Antonio Crea, comandante dei vigili urbani di Venetico, in Sicilia e cognato di Visalli, intervistato dal Tgr Rai Sicilia, ha raccontato: “Non potevano uscire con la motovedetta e li hanno mandati in mare senza equipaggiamento, con la divisa normale, solo con un salvagente con la cordicella”. I militari “per non bagnare la divisa si sono gettati in acqua in mutande. Hanno tentato di lanciare il salvagente per salvare la persona difficoltà che è riuscita a tornare a riva. Dei tre, uno è rimasto travolto dalle onde: è scomparso e nessuno l’ha cercato sul momento…”.

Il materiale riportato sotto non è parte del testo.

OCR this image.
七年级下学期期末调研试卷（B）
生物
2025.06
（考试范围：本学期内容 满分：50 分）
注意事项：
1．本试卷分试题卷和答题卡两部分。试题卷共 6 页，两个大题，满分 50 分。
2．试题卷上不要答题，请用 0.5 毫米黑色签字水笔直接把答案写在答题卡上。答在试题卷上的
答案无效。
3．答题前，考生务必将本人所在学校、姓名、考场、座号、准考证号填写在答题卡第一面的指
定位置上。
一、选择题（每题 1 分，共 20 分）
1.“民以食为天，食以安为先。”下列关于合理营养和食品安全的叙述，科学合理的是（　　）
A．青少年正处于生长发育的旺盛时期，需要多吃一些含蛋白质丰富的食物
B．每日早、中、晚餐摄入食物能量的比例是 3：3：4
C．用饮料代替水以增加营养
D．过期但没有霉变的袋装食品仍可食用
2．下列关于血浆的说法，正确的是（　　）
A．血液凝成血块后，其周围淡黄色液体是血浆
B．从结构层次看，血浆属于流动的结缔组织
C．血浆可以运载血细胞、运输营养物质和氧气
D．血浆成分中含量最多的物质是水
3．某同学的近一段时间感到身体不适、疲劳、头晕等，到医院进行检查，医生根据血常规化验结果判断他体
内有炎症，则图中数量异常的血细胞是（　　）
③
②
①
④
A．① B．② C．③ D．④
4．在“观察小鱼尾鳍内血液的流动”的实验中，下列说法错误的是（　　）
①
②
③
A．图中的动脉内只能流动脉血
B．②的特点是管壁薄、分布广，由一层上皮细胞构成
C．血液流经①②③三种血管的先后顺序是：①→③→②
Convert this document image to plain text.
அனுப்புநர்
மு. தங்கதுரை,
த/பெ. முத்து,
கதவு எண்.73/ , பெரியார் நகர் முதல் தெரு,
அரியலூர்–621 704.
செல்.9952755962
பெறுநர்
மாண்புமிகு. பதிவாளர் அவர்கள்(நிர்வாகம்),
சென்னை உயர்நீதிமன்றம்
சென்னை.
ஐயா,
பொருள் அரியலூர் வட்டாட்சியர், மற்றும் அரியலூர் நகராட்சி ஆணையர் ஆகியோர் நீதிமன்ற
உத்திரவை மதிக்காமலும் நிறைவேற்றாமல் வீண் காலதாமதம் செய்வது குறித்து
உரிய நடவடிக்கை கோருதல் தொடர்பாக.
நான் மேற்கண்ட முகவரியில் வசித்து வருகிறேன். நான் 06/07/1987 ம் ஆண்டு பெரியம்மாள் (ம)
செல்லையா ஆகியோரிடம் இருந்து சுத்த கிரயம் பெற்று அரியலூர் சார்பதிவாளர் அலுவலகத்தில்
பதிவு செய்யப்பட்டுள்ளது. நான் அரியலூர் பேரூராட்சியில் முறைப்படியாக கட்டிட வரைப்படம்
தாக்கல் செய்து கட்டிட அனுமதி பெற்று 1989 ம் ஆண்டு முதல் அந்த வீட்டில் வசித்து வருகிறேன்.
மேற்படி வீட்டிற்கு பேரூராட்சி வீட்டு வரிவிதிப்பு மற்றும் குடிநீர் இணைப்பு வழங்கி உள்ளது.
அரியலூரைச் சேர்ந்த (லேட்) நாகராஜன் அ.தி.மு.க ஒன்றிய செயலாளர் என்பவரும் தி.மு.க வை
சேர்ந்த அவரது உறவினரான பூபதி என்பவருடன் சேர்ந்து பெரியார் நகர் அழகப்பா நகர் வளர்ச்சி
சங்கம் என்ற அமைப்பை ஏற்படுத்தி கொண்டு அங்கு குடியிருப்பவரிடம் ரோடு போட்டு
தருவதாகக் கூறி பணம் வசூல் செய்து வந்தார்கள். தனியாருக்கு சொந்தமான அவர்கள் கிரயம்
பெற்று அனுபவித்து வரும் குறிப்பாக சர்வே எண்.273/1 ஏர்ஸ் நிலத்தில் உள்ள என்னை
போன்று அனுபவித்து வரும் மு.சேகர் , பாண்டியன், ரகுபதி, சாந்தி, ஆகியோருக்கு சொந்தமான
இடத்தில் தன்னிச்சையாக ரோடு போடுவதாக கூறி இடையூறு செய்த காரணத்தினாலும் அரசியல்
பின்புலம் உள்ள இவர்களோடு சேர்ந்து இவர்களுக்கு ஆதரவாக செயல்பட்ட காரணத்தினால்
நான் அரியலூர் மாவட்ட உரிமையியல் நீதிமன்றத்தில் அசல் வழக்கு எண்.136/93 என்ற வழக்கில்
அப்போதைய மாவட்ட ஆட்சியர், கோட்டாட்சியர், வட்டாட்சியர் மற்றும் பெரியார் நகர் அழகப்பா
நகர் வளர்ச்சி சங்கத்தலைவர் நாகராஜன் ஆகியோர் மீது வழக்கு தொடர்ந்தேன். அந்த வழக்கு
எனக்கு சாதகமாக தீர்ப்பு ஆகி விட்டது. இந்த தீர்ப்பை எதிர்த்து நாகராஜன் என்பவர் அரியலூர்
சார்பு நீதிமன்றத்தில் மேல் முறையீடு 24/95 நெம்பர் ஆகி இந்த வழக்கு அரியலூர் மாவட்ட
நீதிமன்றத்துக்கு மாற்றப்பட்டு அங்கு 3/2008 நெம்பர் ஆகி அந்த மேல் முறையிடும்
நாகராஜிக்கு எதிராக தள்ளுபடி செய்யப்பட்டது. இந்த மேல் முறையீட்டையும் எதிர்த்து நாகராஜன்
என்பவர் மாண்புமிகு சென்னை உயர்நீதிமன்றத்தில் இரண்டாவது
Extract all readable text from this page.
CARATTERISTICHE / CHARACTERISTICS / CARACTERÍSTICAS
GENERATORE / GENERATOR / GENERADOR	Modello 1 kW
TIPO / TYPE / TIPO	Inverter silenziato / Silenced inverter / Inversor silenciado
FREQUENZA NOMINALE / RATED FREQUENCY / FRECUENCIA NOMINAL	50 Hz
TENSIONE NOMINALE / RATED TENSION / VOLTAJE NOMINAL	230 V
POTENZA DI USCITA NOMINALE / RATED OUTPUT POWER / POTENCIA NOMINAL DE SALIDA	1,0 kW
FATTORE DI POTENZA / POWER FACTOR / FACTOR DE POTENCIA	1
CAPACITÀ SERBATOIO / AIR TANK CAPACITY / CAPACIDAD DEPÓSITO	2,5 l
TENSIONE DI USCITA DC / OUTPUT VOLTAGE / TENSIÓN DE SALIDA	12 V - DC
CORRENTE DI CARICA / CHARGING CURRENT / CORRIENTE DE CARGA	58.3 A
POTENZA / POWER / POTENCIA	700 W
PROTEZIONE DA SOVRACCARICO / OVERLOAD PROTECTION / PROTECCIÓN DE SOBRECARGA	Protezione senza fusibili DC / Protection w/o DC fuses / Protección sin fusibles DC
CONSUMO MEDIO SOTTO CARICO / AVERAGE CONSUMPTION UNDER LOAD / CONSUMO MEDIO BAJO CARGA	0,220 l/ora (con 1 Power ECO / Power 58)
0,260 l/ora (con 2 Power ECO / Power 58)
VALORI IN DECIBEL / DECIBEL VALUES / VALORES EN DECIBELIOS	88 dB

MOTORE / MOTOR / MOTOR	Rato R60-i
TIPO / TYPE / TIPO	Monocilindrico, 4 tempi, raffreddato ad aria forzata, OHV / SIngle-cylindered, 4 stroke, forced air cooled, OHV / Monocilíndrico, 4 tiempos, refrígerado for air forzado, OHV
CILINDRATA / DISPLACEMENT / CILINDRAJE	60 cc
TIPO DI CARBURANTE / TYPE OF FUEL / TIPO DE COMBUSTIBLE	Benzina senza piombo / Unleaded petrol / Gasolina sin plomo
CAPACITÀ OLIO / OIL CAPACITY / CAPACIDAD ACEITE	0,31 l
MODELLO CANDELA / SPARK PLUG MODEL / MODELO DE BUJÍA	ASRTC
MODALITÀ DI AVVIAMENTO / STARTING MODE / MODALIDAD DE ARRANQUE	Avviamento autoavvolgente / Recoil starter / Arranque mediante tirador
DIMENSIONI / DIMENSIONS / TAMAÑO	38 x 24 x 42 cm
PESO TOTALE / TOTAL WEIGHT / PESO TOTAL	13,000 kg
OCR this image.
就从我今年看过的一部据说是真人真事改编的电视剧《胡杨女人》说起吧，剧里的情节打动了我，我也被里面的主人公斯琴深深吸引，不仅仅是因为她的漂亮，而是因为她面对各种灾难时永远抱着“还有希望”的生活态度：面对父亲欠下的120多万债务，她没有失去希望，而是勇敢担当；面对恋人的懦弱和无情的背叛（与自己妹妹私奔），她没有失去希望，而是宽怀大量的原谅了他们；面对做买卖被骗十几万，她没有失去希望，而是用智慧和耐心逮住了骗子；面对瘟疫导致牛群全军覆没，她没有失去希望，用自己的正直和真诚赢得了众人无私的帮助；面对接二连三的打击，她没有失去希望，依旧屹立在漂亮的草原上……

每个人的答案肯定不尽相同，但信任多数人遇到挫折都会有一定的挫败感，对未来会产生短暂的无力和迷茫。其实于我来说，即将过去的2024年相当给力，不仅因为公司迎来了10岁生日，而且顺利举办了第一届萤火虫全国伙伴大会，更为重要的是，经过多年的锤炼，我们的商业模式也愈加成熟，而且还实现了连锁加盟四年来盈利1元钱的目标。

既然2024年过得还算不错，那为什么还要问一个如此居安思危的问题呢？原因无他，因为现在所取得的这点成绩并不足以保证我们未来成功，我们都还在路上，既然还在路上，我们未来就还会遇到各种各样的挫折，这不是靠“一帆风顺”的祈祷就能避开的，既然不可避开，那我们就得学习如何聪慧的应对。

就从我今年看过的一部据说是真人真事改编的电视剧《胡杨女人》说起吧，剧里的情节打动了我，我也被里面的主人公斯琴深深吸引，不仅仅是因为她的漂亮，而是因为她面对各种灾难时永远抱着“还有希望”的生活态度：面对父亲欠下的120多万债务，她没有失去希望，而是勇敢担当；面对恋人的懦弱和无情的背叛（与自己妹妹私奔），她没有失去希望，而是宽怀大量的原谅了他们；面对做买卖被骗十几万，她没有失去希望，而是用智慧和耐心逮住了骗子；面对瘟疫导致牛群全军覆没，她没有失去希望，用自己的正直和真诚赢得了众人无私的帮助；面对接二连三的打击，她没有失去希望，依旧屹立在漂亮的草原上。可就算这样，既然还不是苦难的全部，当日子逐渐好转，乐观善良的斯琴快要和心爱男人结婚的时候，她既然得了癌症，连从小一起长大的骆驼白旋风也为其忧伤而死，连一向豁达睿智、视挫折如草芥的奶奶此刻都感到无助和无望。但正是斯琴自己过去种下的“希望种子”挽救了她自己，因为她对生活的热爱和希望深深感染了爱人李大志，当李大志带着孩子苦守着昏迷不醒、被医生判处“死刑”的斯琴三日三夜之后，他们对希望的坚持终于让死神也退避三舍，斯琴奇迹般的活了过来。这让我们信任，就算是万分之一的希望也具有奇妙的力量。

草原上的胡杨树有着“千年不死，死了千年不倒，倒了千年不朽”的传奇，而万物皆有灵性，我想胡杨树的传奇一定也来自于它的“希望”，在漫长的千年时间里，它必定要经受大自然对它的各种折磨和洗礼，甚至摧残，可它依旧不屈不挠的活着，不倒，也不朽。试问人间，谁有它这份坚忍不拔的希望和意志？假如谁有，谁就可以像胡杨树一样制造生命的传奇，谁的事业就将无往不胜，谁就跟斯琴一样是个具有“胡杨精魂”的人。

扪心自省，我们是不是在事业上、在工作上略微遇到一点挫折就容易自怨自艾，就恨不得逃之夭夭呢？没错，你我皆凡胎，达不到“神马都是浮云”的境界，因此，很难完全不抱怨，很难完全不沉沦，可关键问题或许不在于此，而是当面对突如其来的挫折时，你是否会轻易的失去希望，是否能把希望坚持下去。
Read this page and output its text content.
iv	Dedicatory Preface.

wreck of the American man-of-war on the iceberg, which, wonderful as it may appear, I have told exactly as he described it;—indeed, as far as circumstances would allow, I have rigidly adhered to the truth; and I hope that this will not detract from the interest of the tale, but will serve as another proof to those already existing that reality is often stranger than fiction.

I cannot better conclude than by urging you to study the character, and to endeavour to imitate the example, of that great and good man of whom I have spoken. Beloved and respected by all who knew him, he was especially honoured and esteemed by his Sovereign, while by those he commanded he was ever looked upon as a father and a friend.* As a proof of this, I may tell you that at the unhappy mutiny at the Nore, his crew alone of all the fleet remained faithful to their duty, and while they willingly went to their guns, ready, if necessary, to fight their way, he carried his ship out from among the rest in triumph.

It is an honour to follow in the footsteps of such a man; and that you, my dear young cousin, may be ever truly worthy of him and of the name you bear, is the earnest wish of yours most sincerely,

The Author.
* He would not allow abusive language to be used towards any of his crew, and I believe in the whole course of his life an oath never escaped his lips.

“Ad un certo punto mio cognato è stato investito dalle onde e nessuno lo ha più visto”, ha raccontato Crea, lamentando poi anche la mancanza di ricerche tempestive per salvarlo. La procura di Barcellona Pozzo di Gotto ha aperto un fascicolo sulla morte del Secondo Capo della Guardia costiera, che si era tuffato insieme a due colleghi dopo l’allarme per due ragazzi in pericolo. Gli adolescenti avevano deciso di gettarsi in acqua nonostante il mare in burrasca e le alte onde. Il sottufficiale di Venetico era sposato e padre di due figli.